FROM OUR RECTOR

October 2007

The Rev. Richard G. Elliott

rge3@ec.rr.com

From the Rector: 

As I write this the House of Bishops is meeting in New Orleans.  It is a regular biennial meeting, but one that is particularly charged because of the controversies echoing in the life of the church today.  As I  have surveyed the news coming out on this meeting, I have found very little that is helpful.  It’s important to remember that most of the folks doing the reporting are either not familiar with the workings of the church, or they are partisans of one side or the other.  It is also good to remember that the news media exist, not to inform us, but to capture our attention so that we can see the ads.

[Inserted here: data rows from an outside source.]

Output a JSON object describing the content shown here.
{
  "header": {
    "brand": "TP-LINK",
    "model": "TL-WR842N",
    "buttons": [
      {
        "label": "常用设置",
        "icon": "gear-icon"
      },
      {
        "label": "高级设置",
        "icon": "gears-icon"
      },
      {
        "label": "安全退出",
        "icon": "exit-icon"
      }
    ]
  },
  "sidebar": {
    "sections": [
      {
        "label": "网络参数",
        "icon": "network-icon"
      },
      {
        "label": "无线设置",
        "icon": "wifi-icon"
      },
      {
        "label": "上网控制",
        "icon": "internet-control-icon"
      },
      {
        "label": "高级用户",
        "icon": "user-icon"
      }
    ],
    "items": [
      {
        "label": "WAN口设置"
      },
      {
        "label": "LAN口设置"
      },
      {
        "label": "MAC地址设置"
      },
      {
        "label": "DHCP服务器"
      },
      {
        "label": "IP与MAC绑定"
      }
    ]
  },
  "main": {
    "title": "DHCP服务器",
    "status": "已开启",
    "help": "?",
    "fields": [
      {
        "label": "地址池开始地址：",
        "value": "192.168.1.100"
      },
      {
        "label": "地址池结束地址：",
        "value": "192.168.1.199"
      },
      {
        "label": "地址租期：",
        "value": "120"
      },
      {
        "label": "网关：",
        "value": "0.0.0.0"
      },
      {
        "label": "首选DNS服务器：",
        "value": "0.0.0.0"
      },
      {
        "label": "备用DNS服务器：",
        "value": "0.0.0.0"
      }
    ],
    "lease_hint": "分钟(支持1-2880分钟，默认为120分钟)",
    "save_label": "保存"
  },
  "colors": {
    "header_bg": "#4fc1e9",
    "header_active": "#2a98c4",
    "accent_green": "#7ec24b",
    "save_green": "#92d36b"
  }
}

Beyond this the upsets in the life of the larger church have become more convoluted, and less Christian, as time has gone on.  This is no longer a dispute about differing views of human sexuality and the gospel.  It has become a donnybrook about power and control, and it has already lead to
de facto schism with people inside and outside of the American church setting up their own fiefdoms. 

While this may generate a bit of uneasiness, let me share a couple of ideas.  First, to paraphrase Tip O’Neill, “All churches are
local.”  While we are part of a national church, which is part of a larger international body of churches, the church lives its life on the local level.  Our call is to be faithful where we are.  As one of the leading lights of the Oxford movement, John Keble, said, “If the Church of England were to fail altogether yet it would be found in my parish.”

Second, it is important to remember that hierarchies often have an inflated sense of their own importance.  Any one bishop or group of bishops is only a transitory expression of the episcopate.  While they hold the office of bishop in the church they are not the church.  To listen to some folks speak today, you would think their motto was
l’Eglise cest moi.  The church has always been and always will be greater than its institutional expression.

We will certainly hear much out of this meeting.  It will not be the last and there will be other meetings and other headlines in the paper, but this Sunday (and every Sunday) you will hear the gospel preached, classes will be taught, and old friends and strangers will be welcomed with what we hope is Christ’s hospitality.